Wagner: My favorite memories with my children are coaching their various sports teams. I love teaching them the value of commitment and teamwork, seeing them experience new things, and watching them grow into independent, thoughtful young adults. With my father, I cherish times spent in the woods or on a trout stream.
Q: In some workplaces, employees worry about portraying themselves as highly involved parents. How is Allegis Group different?
Barsamian: Being the best version of yourself at work requires you to be fulfilled not just through the work you accomplish but through our personal lives, as well. It’s all about the “Power of And.” My leadership knows that I have control of my workload. I’ll complete my promises and commitments, which gives me the autonomy to manage my schedule.
McGuire: I am a family man, and I have never tried to hide that. Our team embraces family life and high performance in the office. Our environment is one where my wife and son will drop by on Fridays just to say hello.
Nash: When I first started, I was a contractor in Phoenix. Even back then, I had a ton of flexibility for everything from appointments and birthdays. My three oldest children visited me one summer, and my manager told me to leave early so I could spend time with them. That manager still keeps in touch, checking in on my kids and wife. Living life in the military and working at other companies, it’s clear that you don’t get support like this just anywhere. Even now as a recruiter, my manager knows the names of each of my six kids. How amazing is that?
Sheetz: I have always felt the support from the organization and those I’ve worked with to be the best father I can be.
Wagner: I’ve been fortunate to have managers who allow me the flexibility to devote time to my kids.
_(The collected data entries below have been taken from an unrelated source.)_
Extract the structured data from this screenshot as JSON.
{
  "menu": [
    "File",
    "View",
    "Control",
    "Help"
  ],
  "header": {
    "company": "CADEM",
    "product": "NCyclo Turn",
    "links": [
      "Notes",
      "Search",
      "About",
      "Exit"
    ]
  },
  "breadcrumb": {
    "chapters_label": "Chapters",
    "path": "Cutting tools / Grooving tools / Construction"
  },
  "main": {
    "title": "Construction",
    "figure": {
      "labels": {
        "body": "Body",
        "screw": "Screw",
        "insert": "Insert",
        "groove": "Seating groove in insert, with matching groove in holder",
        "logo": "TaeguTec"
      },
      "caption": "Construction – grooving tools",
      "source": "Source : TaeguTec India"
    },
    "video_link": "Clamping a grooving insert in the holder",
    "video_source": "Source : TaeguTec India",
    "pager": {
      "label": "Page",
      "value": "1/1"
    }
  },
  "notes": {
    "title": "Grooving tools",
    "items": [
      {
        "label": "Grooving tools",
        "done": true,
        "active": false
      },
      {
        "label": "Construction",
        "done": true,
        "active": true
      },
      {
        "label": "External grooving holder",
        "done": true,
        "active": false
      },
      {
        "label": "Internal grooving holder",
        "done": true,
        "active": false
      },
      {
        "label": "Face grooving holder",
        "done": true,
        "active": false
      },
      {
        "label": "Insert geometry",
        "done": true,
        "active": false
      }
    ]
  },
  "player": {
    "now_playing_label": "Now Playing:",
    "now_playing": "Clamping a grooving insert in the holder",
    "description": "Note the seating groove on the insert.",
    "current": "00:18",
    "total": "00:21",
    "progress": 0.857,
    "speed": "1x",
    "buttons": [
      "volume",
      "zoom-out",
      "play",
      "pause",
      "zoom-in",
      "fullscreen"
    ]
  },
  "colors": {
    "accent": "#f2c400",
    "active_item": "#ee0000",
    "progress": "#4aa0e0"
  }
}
Spending time raising your kids is the most important thing you can do in life.
Q: What is one piece of advice you would share other dads?
Barsamian: I travel a lot, so I’ve worked hard to ensure my daughter knows that there will be sporting events and class trips that I may miss from time to time, but I will never miss the opportunity to show genuine interest in those events and share in the celebration or memories through her. Every night on my way home (from the office or the airport), I remind myself that a daughter’s first hero is her father, and consider how I show up when I walk through the door. This self-reflection has helped me survive the changing landscape of fatherhood.
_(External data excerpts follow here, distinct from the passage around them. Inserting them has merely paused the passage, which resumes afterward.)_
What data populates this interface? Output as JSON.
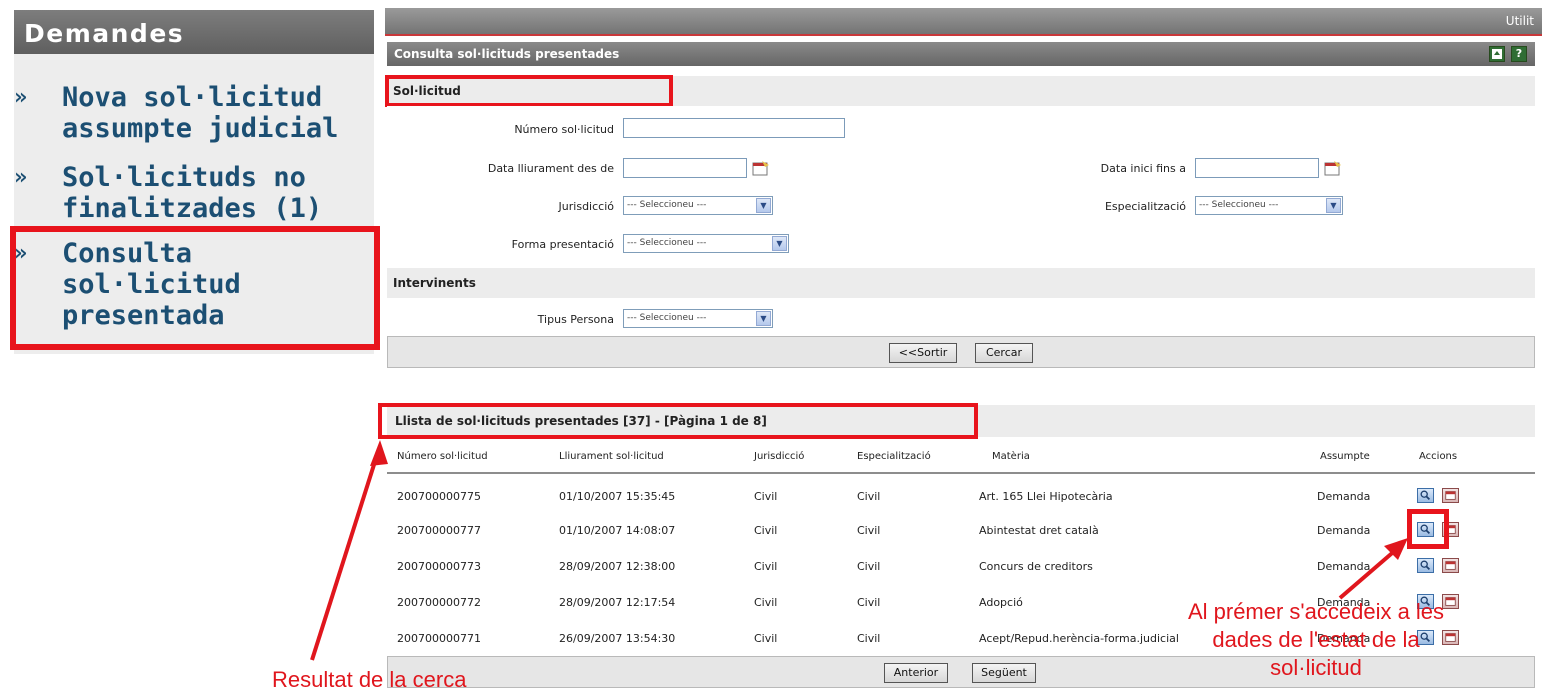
{
  "sidebar": {
    "title": "Demandes",
    "items": [
      {
        "chevron": "»",
        "label": "Nova sol·licitud assumpte judicial"
      },
      {
        "chevron": "»",
        "label": "Sol·licituds no finalitzades (1)"
      },
      {
        "chevron": "»",
        "label": "Consulta sol·licitud presentada"
      }
    ]
  },
  "topbar": {
    "right_text": "Utilit"
  },
  "panel": {
    "title": "Consulta sol·licituds presentades",
    "icons": [
      "export-icon",
      "help-icon"
    ],
    "help_glyph": "?"
  },
  "form": {
    "section_solicitud": "Sol·licitud",
    "numero_label": "Número sol·licitud",
    "numero_value": "",
    "data_lliurament_label": "Data lliurament des de",
    "data_lliurament_value": "",
    "data_inici_label": "Data inici fins a",
    "data_inici_value": "",
    "jurisdiccio_label": "Jurisdicció",
    "jurisdiccio_value": "--- Seleccioneu ---",
    "especialitzacio_label": "Especialització",
    "especialitzacio_value": "--- Seleccioneu ---",
    "forma_label": "Forma presentació",
    "forma_value": "--- Seleccioneu ---",
    "section_intervinents": "Intervinents",
    "tipus_label": "Tipus Persona",
    "tipus_value": "--- Seleccioneu ---",
    "sortir_label": "<<Sortir",
    "cercar_label": "Cercar"
  },
  "list": {
    "header": "Llista de sol·licituds presentades [37] - [Pàgina 1 de 8]",
    "columns": [
      "Número sol·licitud",
      "Lliurament sol·licitud",
      "Jurisdicció",
      "Especialització",
      "Matèria",
      "Assumpte",
      "Accions"
    ],
    "rows": [
      [
        "200700000775",
        "01/10/2007 15:35:45",
        "Civil",
        "Civil",
        "Art. 165 Llei Hipotecària",
        "Demanda"
      ],
      [
        "200700000777",
        "01/10/2007 14:08:07",
        "Civil",
        "Civil",
        "Abintestat dret català",
        "Demanda"
      ],
      [
        "200700000773",
        "28/09/2007 12:38:00",
        "Civil",
        "Civil",
        "Concurs de creditors",
        "Demanda"
      ],
      [
        "200700000772",
        "28/09/2007 12:17:54",
        "Civil",
        "Civil",
        "Adopció",
        "Demanda"
      ],
      [
        "200700000771",
        "26/09/2007 13:54:30",
        "Civil",
        "Civil",
        "Acept/Repud.herència-forma.judicial",
        "Demanda"
      ]
    ],
    "anterior_label": "Anterior",
    "seguent_label": "Següent"
  },
  "annotations": {
    "resultat": "Resultat de la cerca",
    "accedeix": "Al prémer s'accedeix a les dades de l'estat de la sol·licitud"
  },
  "colors": {
    "accent_red": "#e8141c",
    "menu_text": "#1c4f73",
    "annotation_red": "#e0161d"
  }
}
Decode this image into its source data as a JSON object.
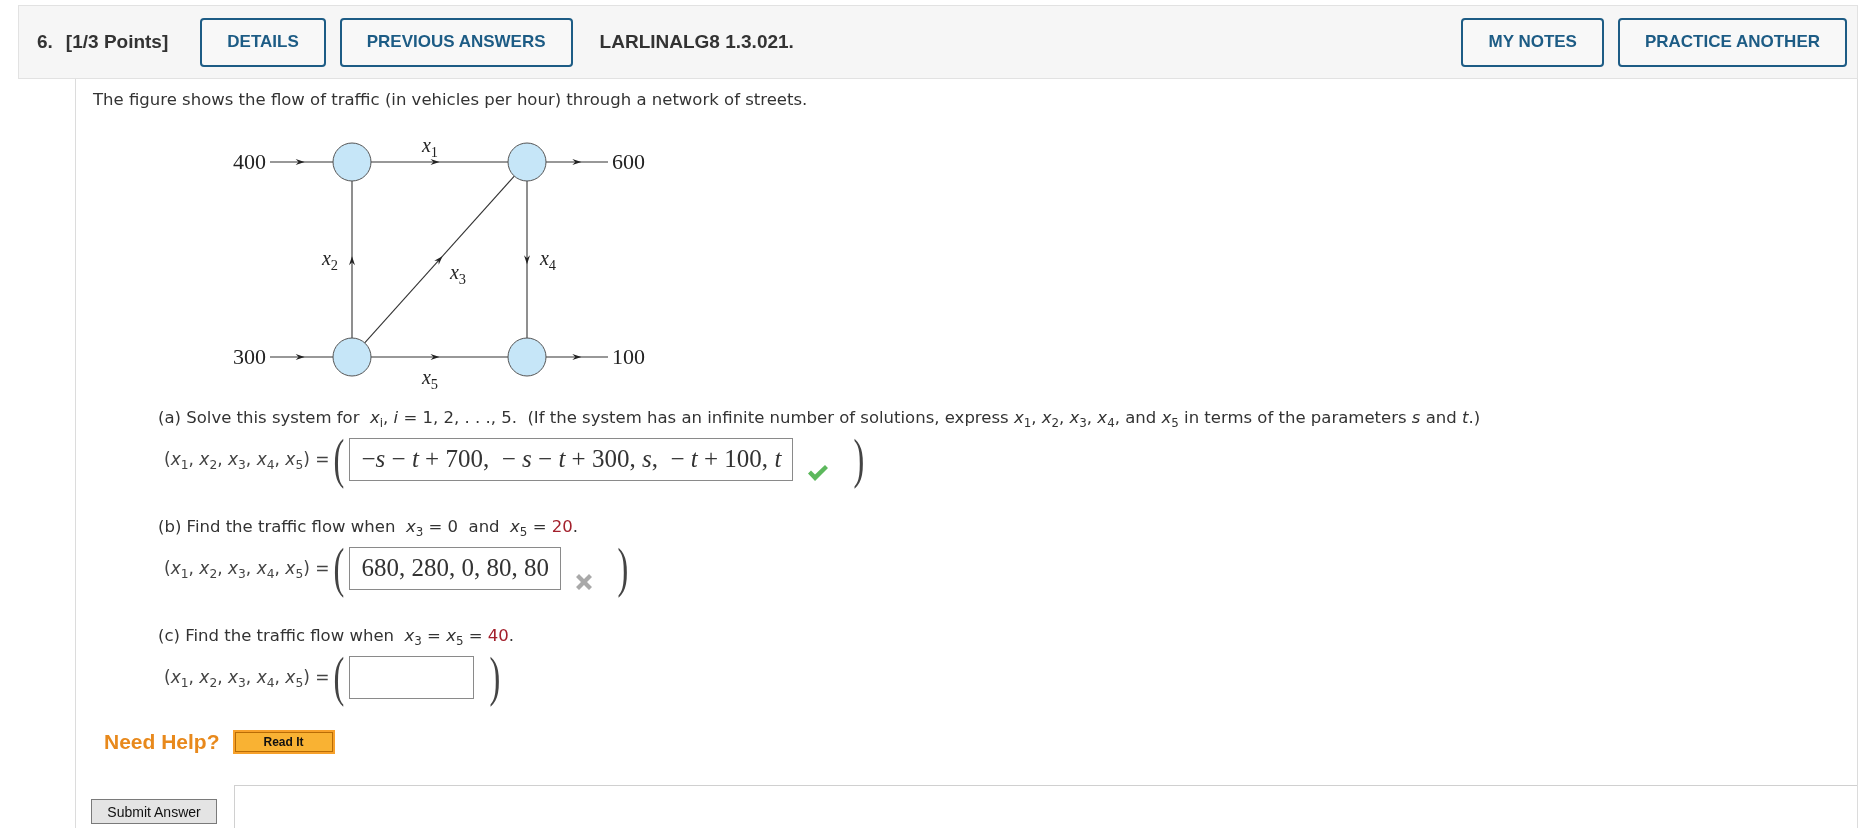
{
  "question": {
    "number": "6.",
    "points": "[1/3 Points]",
    "buttons_left": [
      {
        "label": "DETAILS"
      },
      {
        "label": "PREVIOUS ANSWERS"
      }
    ],
    "code": "LARLINALG8 1.3.021.",
    "buttons_right": [
      {
        "label": "MY NOTES"
      },
      {
        "label": "PRACTICE ANOTHER"
      }
    ]
  },
  "intro": "The figure shows the flow of traffic (in vehicles per hour) through a network of streets.",
  "figure": {
    "inflows": [
      {
        "label": "400"
      },
      {
        "label": "300"
      }
    ],
    "outflows": [
      {
        "label": "600"
      },
      {
        "label": "100"
      }
    ],
    "streets": [
      {
        "label": "*x*$_{1}$"
      },
      {
        "label": "*x*$_{2}$"
      },
      {
        "label": "*x*$_{3}$"
      },
      {
        "label": "*x*$_{4}$"
      },
      {
        "label": "*x*$_{5}$"
      }
    ]
  },
  "parts": [
    {
      "prompt": "(a) Solve this system for  *x*$_{i}$, *i* = 1, 2, . . ., 5.  (If the system has an infinite number of solutions, express *x*$_{1}$, *x*$_{2}$, *x*$_{3}$, *x*$_{4}$, and *x*$_{5}$ in terms of the parameters *s* and *t*.)",
      "answer": {
        "label": "(*x*$_{1}$, *x*$_{2}$, *x*$_{3}$, *x*$_{4}$, *x*$_{5}$) =",
        "open": "(",
        "value": "−*s* − *t* + 700,  − *s* − *t* + 300, *s*,  − *t* + 100, *t*",
        "graded": true,
        "correct": true,
        "close": ")"
      }
    },
    {
      "prompt": "(b) Find the traffic flow when  *x*$_{3}$ = 0  and  *x*$_{5}$ = ",
      "given": "20",
      "prompt_end": ".",
      "answer": {
        "label": "(*x*$_{1}$, *x*$_{2}$, *x*$_{3}$, *x*$_{4}$, *x*$_{5}$) =",
        "open": "(",
        "value": "680, 280, 0, 80, 80",
        "graded": true,
        "correct": false,
        "close": ")"
      }
    },
    {
      "prompt": "(c) Find the traffic flow when  *x*$_{3}$ = *x*$_{5}$ = ",
      "given": "40",
      "prompt_end": ".",
      "answer": {
        "label": "(*x*$_{1}$, *x*$_{2}$, *x*$_{3}$, *x*$_{4}$, *x*$_{5}$) =",
        "open": "(",
        "graded": false,
        "close": ")"
      }
    }
  ],
  "help": {
    "label": "Need Help?",
    "buttons": [
      {
        "label": "Read It"
      }
    ]
  },
  "submit": {
    "label": "Submit Answer"
  }
}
Gupta: Always talk to your kids about how their day went and share highlights of your day. When traveling, try to send pictures to them, so they feel connected. Finally, life is short. Make the most of the every moment you have with them.
Hill: Make sure you spend time with each child individually. As a father of four, I have learned to have a healthy mix of things we do as a family and opportunities for one-on-one time. While I cherish the moments we have when we are all together, some of my fondest memories come from those special “just me and dad” trips and events.
McGuire: For the new dads, hang in there. The first 90 days are tough, but it gets better and couldn’t be more fun after that! Don’t be afraid to leave the house when they are super young. You can still do fun stuff. You just may have a high chair with you at brunch. Work-life balance is tough. I like to think of it as work-life harmony to ensure I’m giving my best to everyone when I can. Take time off and spend it with your family when you can, but make sure you don’t drop off in your day job.
Morgan: Be prepared to think about your kids and their needs before your own and embrace it. Eventually, the kids will grow up and move out, and you can focus on yourself and your interests again, but you want to be able to look yourself and them in the eyes and say that you have done everything you can do give them a great life and a focused, involved father.
Nash: Be flexible! Be open. Don’t be afraid to be afraid. There is no manual for this. You can plan all you want, but there is no way to plan for everything. Most importantly, don’t forget that you can always connect with other parents and never hesitate to ask for help.